BisnisMarket.com - Batas nisab zakat kambing minimal adalah sesuatu perkara dan mesti dimengerti jika seseorang berprofesi peternak dalam rangka ketaatan kepada aturan Allah SWT. Terutama jika keseluruhan jumlah kambing ternak sudah mencapai empat puluhan ekor lebih. 

Artinya peternak diharuskan membayar sekian banyak zakatnya ketika hukum nisab telah berlaku baginya. Oleh sebab itu tidak ada alasan bagi pemilik untuk menghindari zakat. Oleh sebab itu pengetahuan pembatasan nisab perlu diedukasi kepada umat Islam. 

Ibadah dengan berzakat tentunya tidak asing lagi untuk para muslim, karena juga bermanfaat menolong saudara sesama yang kekurangan dan butuh bantuan. Berbicara tentang jumlah pengeluaran zakat hewan terutama kambing ternyata sudah pernah terjadi dalam era pimpinan Umar bin Khattab. 

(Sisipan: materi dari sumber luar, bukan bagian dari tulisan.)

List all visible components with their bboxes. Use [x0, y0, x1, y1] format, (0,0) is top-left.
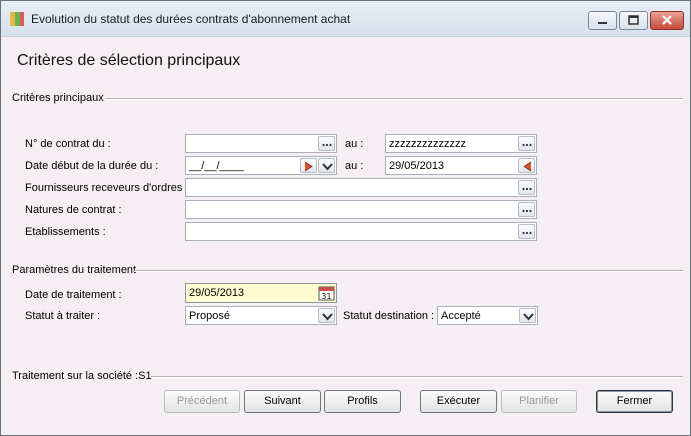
dialog-window: Evolution du statut des durées contrats …	[0, 0, 691, 436]
minimize-button[interactable]	[588, 11, 617, 30]
section-divider	[105, 98, 683, 100]
contract-to-lookup-button[interactable]	[518, 136, 535, 151]
dest-status-label: Statut destination :	[343, 310, 435, 322]
schedule-button[interactable]: Planifier	[501, 390, 577, 413]
app-icon	[9, 11, 25, 27]
status-dropdown-button[interactable]	[318, 308, 335, 323]
start-date-to-picker-button[interactable]	[518, 158, 535, 173]
close-window-button[interactable]	[650, 11, 684, 30]
company-label: Traitement sur la société :S1	[12, 370, 152, 382]
page-title: Critères de sélection principaux	[17, 52, 241, 69]
calendar-button[interactable]: 31	[318, 285, 335, 301]
maximize-icon	[628, 15, 639, 25]
start-date-to-input[interactable]: 29/05/2013	[385, 156, 537, 175]
contract-to-input[interactable]: zzzzzzzzzzzzzz	[385, 134, 537, 153]
chevron-down-icon	[523, 313, 534, 321]
arrow-left-icon	[523, 161, 532, 172]
suppliers-lookup-button[interactable]	[518, 180, 535, 195]
close-icon	[662, 15, 672, 25]
arrow-right-icon	[304, 161, 313, 172]
establishments-label: Etablissements :	[25, 226, 106, 238]
establishments-lookup-button[interactable]	[518, 224, 535, 239]
start-date-to-label: au :	[345, 160, 364, 172]
dest-status-dropdown-button[interactable]	[519, 308, 536, 323]
chevron-down-icon	[322, 163, 333, 171]
contract-from-lookup-button[interactable]	[318, 136, 335, 151]
dest-status-select[interactable]: Accepté	[437, 306, 538, 325]
maximize-button[interactable]	[619, 11, 648, 30]
previous-button[interactable]: Précédent	[164, 390, 240, 413]
section-criteria-label: Critères principaux	[12, 92, 104, 104]
ellipsis-icon	[522, 187, 532, 191]
start-date-from-picker-button[interactable]	[300, 158, 317, 173]
section-divider	[134, 270, 683, 272]
contract-to-label: au :	[345, 138, 364, 150]
start-date-from-dropdown-button[interactable]	[318, 158, 335, 173]
profiles-button[interactable]: Profils	[324, 390, 401, 413]
ellipsis-icon	[522, 231, 532, 235]
ellipsis-icon	[522, 143, 532, 147]
contract-types-label: Natures de contrat :	[25, 204, 122, 216]
start-date-label: Date début de la durée du :	[25, 160, 159, 172]
chevron-down-icon	[322, 313, 333, 321]
processing-date-label: Date de traitement :	[25, 289, 122, 301]
processing-date-input[interactable]: 29/05/2013 31	[185, 283, 337, 303]
contract-types-lookup-button[interactable]	[518, 202, 535, 217]
next-button[interactable]: Suivant	[244, 390, 321, 413]
contract-types-input[interactable]	[185, 200, 537, 219]
ellipsis-icon	[522, 209, 532, 213]
window-title: Evolution du statut des durées contrats …	[31, 12, 351, 26]
close-button[interactable]: Fermer	[596, 390, 673, 413]
establishments-input[interactable]	[185, 222, 537, 241]
svg-text:31: 31	[321, 292, 331, 301]
calendar-icon: 31	[318, 286, 335, 301]
ellipsis-icon	[322, 143, 332, 147]
status-select[interactable]: Proposé	[185, 306, 337, 325]
contract-from-label: N° de contrat du :	[25, 138, 111, 150]
footer-divider	[151, 376, 683, 378]
status-label: Statut à traiter :	[25, 310, 101, 322]
suppliers-label: Fournisseurs receveurs d'ordres :	[25, 182, 189, 194]
execute-button[interactable]: Exécuter	[420, 390, 497, 413]
suppliers-input[interactable]	[185, 178, 537, 197]
section-processing-label: Paramètres du traitement	[12, 264, 137, 276]
contract-from-input[interactable]	[185, 134, 337, 153]
start-date-from-input[interactable]: __/__/____	[185, 156, 337, 175]
title-bar[interactable]: Evolution du statut des durées contrats …	[1, 1, 690, 37]
minimize-icon	[598, 22, 607, 24]
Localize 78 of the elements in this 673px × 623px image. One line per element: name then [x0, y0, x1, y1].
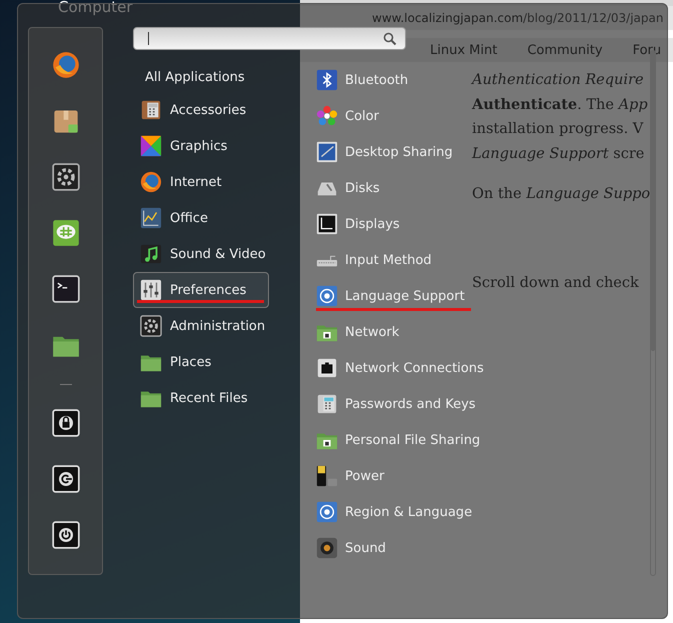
category-label: Recent Files [170, 390, 248, 406]
music-note-icon [140, 243, 162, 265]
category-label: Internet [170, 174, 222, 190]
battery-icon [316, 465, 338, 487]
application-item[interactable]: Region & Language [313, 494, 478, 530]
sliders-icon [140, 279, 162, 301]
display-icon [316, 213, 338, 235]
application-label: Input Method [345, 252, 432, 268]
category-label: All Applications [145, 70, 245, 84]
category-label: Office [170, 210, 208, 226]
gear-icon [140, 315, 162, 337]
calculator-icon [140, 99, 162, 121]
article-text: Authenticate. The App [472, 94, 649, 114]
search-field[interactable] [133, 27, 406, 50]
application-label: Bluetooth [345, 72, 408, 88]
category-label: Preferences [170, 282, 246, 298]
chart-icon [140, 207, 162, 229]
power-icon [52, 521, 80, 549]
application-label: Displays [345, 216, 400, 232]
application-label: Sound [345, 540, 386, 556]
application-label: Region & Language [345, 504, 472, 520]
application-label: Color [345, 108, 379, 124]
application-label: Personal File Sharing [345, 432, 480, 448]
terminal-icon [52, 275, 80, 303]
category-item[interactable]: Office [133, 200, 269, 236]
category-item[interactable]: All Applications [133, 62, 269, 92]
category-item[interactable]: Places [133, 344, 269, 380]
category-item[interactable]: Preferences [133, 272, 269, 308]
application-item[interactable]: Language Support [313, 278, 471, 314]
category-label: Graphics [170, 138, 228, 154]
category-label: Places [170, 354, 212, 370]
application-item[interactable]: Desktop Sharing [313, 134, 459, 170]
search-icon [383, 32, 397, 46]
application-item[interactable]: Bluetooth [313, 62, 414, 98]
gear-icon [52, 163, 80, 191]
category-item[interactable]: Internet [133, 164, 269, 200]
application-item[interactable]: Network Connections [313, 350, 490, 386]
flower-icon [316, 105, 338, 127]
bookmark-link[interactable]: Community [527, 42, 603, 58]
application-label: Power [345, 468, 384, 484]
category-label: Accessories [170, 102, 246, 118]
category-label: Administration [170, 318, 266, 334]
article-text: Language Support scre [472, 144, 646, 164]
application-item[interactable]: Sound [313, 530, 392, 566]
application-label: Language Support [345, 288, 465, 304]
application-item[interactable]: Displays [313, 206, 406, 242]
application-label: Desktop Sharing [345, 144, 453, 160]
application-item[interactable]: Disks [313, 170, 386, 206]
article-text: Scroll down and check [472, 274, 640, 292]
application-item[interactable]: Passwords and Keys [313, 386, 482, 422]
lock-icon [52, 409, 80, 437]
category-item[interactable]: Sound & Video [133, 236, 269, 272]
category-item[interactable]: Recent Files [133, 380, 269, 416]
article-text: Authentication Require [472, 71, 645, 90]
category-label: Sound & Video [170, 246, 266, 262]
bookmark-link[interactable]: Linux Mint [430, 42, 498, 58]
article-text: installation progress. V [472, 120, 644, 139]
monitor-icon [316, 141, 338, 163]
application-item[interactable]: Color [313, 98, 385, 134]
application-item[interactable]: Power [313, 458, 390, 494]
application-item[interactable]: Network [313, 314, 406, 350]
logout-icon [52, 465, 80, 493]
article-text: On the Language Suppo [472, 185, 652, 204]
category-item[interactable]: Accessories [133, 92, 269, 128]
application-label: Disks [345, 180, 380, 196]
bluetooth-icon [316, 69, 338, 91]
desktop-icon-label: Computer [58, 0, 133, 16]
category-item[interactable]: Administration [133, 308, 269, 344]
address-field[interactable]: www.localizingjapan.com/blog/2011/12/03/japan [372, 11, 664, 25]
category-item[interactable]: Graphics [133, 128, 269, 164]
bookmark-link[interactable]: Foru [632, 42, 662, 58]
color-wheel-icon [140, 135, 162, 157]
application-item[interactable]: Input Method [313, 242, 438, 278]
application-item[interactable]: Personal File Sharing [313, 422, 486, 458]
application-label: Network [345, 324, 400, 340]
chat-bubble-icon [52, 219, 80, 247]
application-label: Passwords and Keys [345, 396, 476, 412]
application-label: Network Connections [345, 360, 484, 376]
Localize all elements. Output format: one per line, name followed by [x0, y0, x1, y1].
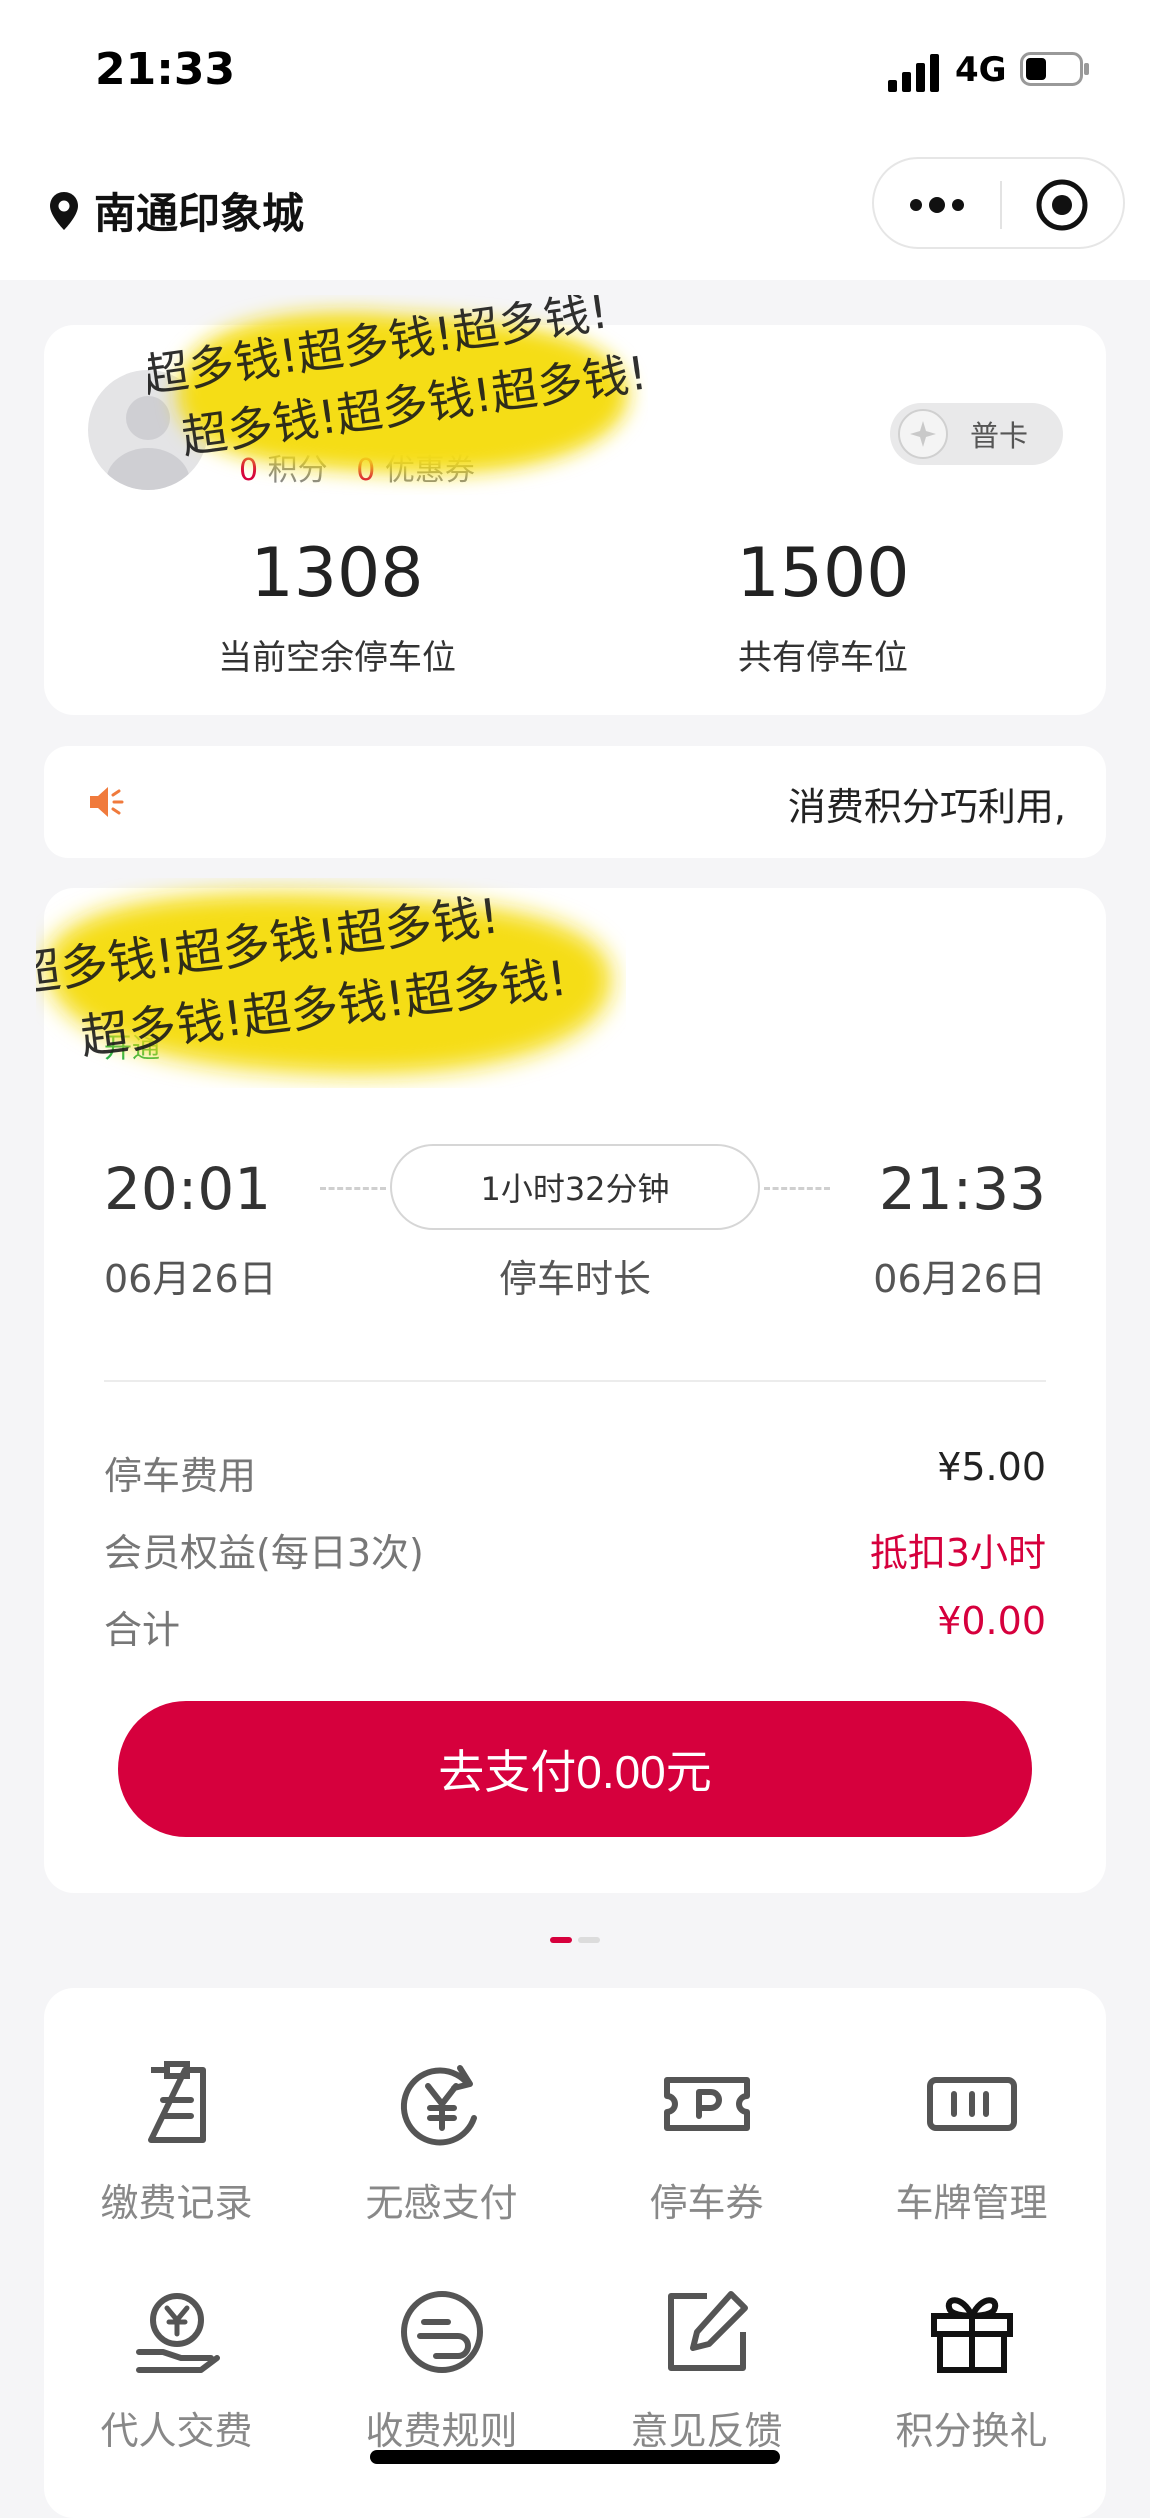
available-spaces-label: 当前空余停车位	[218, 638, 456, 678]
entry-time: 20:01	[104, 1155, 272, 1223]
battery-icon	[1020, 52, 1089, 86]
location-pin-icon	[50, 191, 78, 230]
service-label: 积分换礼	[895, 2409, 1048, 2453]
member-level-label: 普卡	[970, 419, 1029, 453]
parking-order-card: 开通 超多钱!超多钱!超多钱! 超多钱!超多钱!超多钱! 20:01 06月26…	[36, 888, 1106, 1893]
gift-icon	[930, 2297, 1013, 2373]
top-bar: 21:33 4G 南通印象城	[0, 0, 1150, 280]
member-benefit-label: 会员权益(每日3次)	[104, 1531, 424, 1575]
service-points-gifts[interactable]: 积分换礼	[839, 2286, 1104, 2455]
service-label: 收费规则	[365, 2409, 518, 2453]
fee-label: 停车费用	[104, 1454, 257, 1498]
duration-label: 停车时长	[498, 1257, 651, 1301]
signal-icon	[888, 54, 939, 92]
service-label: 意见反馈	[630, 2409, 783, 2453]
available-spaces-stat: 1308 当前空余停车位	[137, 540, 537, 679]
service-pay-for-others[interactable]: 代人交费	[44, 2286, 309, 2455]
network-type: 4G	[955, 50, 1007, 90]
divider	[104, 1380, 1046, 1382]
service-parking-coupons[interactable]: 停车券	[574, 2058, 839, 2227]
home-indicator[interactable]	[370, 2450, 780, 2464]
carousel-indicator	[550, 1937, 600, 1943]
service-label: 停车券	[649, 2181, 764, 2225]
services-grid: 缴费记录 无感支付 停车券 车牌管理 代人交费 收费规则 意见反馈 积分换礼	[44, 1988, 1106, 2518]
service-label: 缴费记录	[100, 2181, 253, 2225]
available-spaces-value: 1308	[250, 534, 424, 613]
total-value: ¥0.00	[937, 1599, 1046, 1643]
dashed-connector-left	[320, 1187, 386, 1190]
total-row: 合计 ¥0.00	[104, 1599, 1046, 1654]
redaction-scribble: 超多钱!超多钱!超多钱! 超多钱!超多钱!超多钱!	[148, 295, 648, 474]
carousel-dot-active[interactable]	[550, 1937, 572, 1943]
speaker-icon	[90, 787, 124, 817]
total-spaces-value: 1500	[736, 534, 910, 613]
capsule-divider	[1000, 181, 1002, 229]
member-benefit-row: 会员权益(每日3次) 抵扣3小时	[104, 1522, 1046, 1577]
duration-pill: 1小时32分钟	[390, 1144, 760, 1230]
member-level-badge[interactable]: 普卡	[890, 403, 1063, 465]
member-benefit-value: 抵扣3小时	[869, 1531, 1046, 1575]
service-feedback[interactable]: 意见反馈	[574, 2286, 839, 2455]
feedback-edit-icon	[667, 2291, 748, 2371]
service-payment-records[interactable]: 缴费记录	[44, 2058, 309, 2227]
close-target-icon[interactable]	[1034, 177, 1090, 233]
exit-time: 21:33	[878, 1155, 1046, 1223]
service-label: 车牌管理	[895, 2181, 1048, 2225]
total-spaces-label: 共有停车位	[738, 638, 908, 678]
yuan-cycle-icon	[400, 2065, 477, 2146]
service-fee-rules[interactable]: 收费规则	[309, 2286, 574, 2455]
service-label: 无感支付	[365, 2181, 518, 2225]
receipt-icon	[147, 2061, 206, 2143]
pay-button[interactable]: 去支付0.00元	[118, 1701, 1032, 1837]
notice-bar[interactable]: 消费积分巧利用,	[44, 746, 1106, 858]
license-plate-icon	[926, 2077, 1017, 2131]
service-label: 代人交费	[100, 2409, 253, 2453]
miniprogram-capsule	[872, 157, 1125, 249]
parking-ticket-icon	[663, 2077, 750, 2131]
rules-icon	[400, 2291, 483, 2373]
total-label: 合计	[104, 1608, 181, 1652]
total-spaces-stat: 1500 共有停车位	[623, 540, 1023, 679]
service-contactless-pay[interactable]: 无感支付	[309, 2058, 574, 2227]
star-coin-icon	[898, 409, 948, 459]
more-icon[interactable]	[904, 185, 970, 225]
redaction-scribble: 超多钱!超多钱!超多钱! 超多钱!超多钱!超多钱!	[36, 888, 612, 1075]
hand-yuan-icon	[135, 2293, 220, 2373]
location-selector[interactable]: 南通印象城	[48, 180, 304, 241]
status-time: 21:33	[95, 44, 236, 95]
carousel-dot[interactable]	[578, 1937, 600, 1943]
dashed-connector-right	[764, 1187, 830, 1190]
exit-date: 06月26日	[873, 1257, 1046, 1301]
member-card: 0 积分 0 优惠券 超多钱!超多钱!超多钱! 超多钱!超多钱!超多钱! 普卡 …	[44, 295, 1106, 715]
fee-value: ¥5.00	[937, 1445, 1046, 1489]
notice-text: 消费积分巧利用,	[787, 785, 1066, 829]
fee-row: 停车费用 ¥5.00	[104, 1445, 1046, 1500]
service-plate-management[interactable]: 车牌管理	[839, 2058, 1104, 2227]
entry-date: 06月26日	[104, 1257, 277, 1301]
location-name: 南通印象城	[94, 189, 305, 238]
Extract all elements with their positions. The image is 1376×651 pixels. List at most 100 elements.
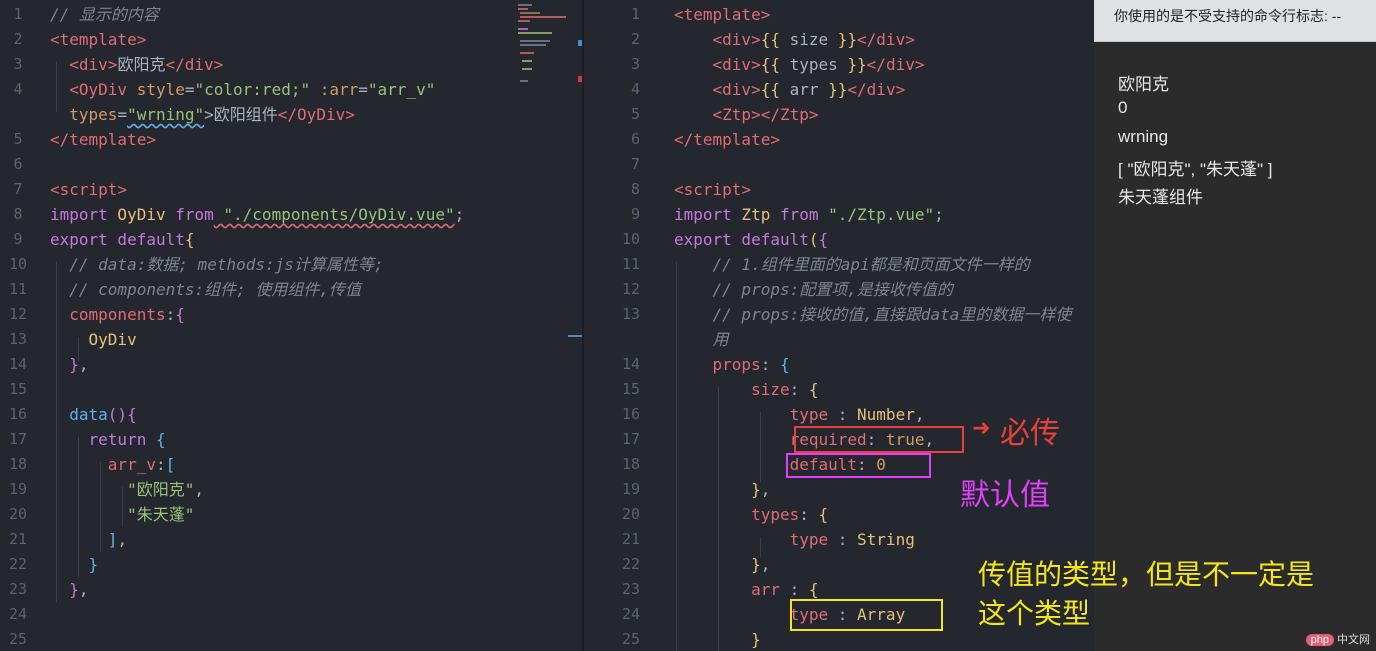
code-token: <div> xyxy=(712,30,761,49)
code-token: , xyxy=(117,530,128,549)
code-token: , xyxy=(914,405,925,424)
code-token: String xyxy=(857,530,915,549)
line-number: 4 xyxy=(13,80,23,98)
code-token: { xyxy=(184,230,195,249)
preview-line: 欧阳克 xyxy=(1118,75,1169,94)
line-number: 25 xyxy=(621,630,640,648)
code-token: <div> xyxy=(712,80,761,99)
type-highlight-box xyxy=(790,599,943,631)
line-number: 10 xyxy=(8,255,28,273)
code-token: { xyxy=(818,505,829,524)
code-text: "欧阳克", xyxy=(50,477,204,502)
code-token: </div> xyxy=(165,55,224,74)
code-text: <div>欧阳克</div> xyxy=(50,52,223,77)
code-token: , xyxy=(78,355,89,374)
code-text: type : String xyxy=(674,527,915,552)
code-text: <template> xyxy=(674,2,770,27)
code-text: }, xyxy=(50,577,89,602)
code-token: ; xyxy=(934,205,944,224)
code-token: : xyxy=(155,455,166,474)
line-number: 19 xyxy=(8,480,28,498)
code-token: } xyxy=(50,355,79,374)
code-token: : xyxy=(828,405,858,424)
code-token: // components:组件; 使用组件,传值 xyxy=(50,280,362,299)
code-token: { xyxy=(808,580,819,599)
code-text: size: { xyxy=(674,377,819,402)
line-number: 24 xyxy=(8,605,28,623)
code-token: { xyxy=(808,380,819,399)
code-token: } xyxy=(674,555,761,574)
code-token: type xyxy=(674,530,829,549)
left-editor-pane[interactable]: 1 // 显示的内容 2 <template> 3 <div>欧阳克</div> 4 <O… xyxy=(0,0,582,651)
line-number: 17 xyxy=(8,430,28,448)
code-token: OyDiv xyxy=(50,330,137,349)
code-token: {{ xyxy=(760,30,780,49)
code-token: </template> xyxy=(50,130,156,149)
code-token: "朱天蓬" xyxy=(50,505,195,524)
code-token: types xyxy=(674,505,800,524)
line-number: 17 xyxy=(621,430,640,448)
line-number: 18 xyxy=(8,455,28,473)
line-number: 9 xyxy=(630,205,640,223)
line-number: 8 xyxy=(630,180,640,198)
code-token: {{ xyxy=(760,55,780,74)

Dalam masa itu ditetapkan bahwa harus ada paling sedikit atau paling kecil angka empat puluhan ternak ekor kambing yang dipunyai sebagai batas nisab zakat. 

Agar lebih lanjut dan jelas, maka penjabaran ringkas ini akan memberikan keterangan secara ringkas terkait batas zakat, lengkap cara hitung, syarat, serta makna dibalik prosedur ini. Simak selengkapnya berikut ini. 

Penentuan Batasan Jumlah Paling Sedikit 

Wajib untuk menyimak beberapa faktor syarat sebelum mengeluarkan sejumlah zakat. Siapapun yang memiliki ternak kambing harus mencermati beberapa hal yang mesti dipahami sebagai berikut:

1. Kualitas dan Kuantitas Hewan 

Kualitas dari hewan mesti dipastikan kesehatannya beserta kecukupan umurnya serta memiliki jumlah paling sedikit empat puluh ekor. Memang terbilang berada di angka yang besar. Namun itu menandakan bahwa pemilik ternak adalah pihak yang kaya atau berkecukupan.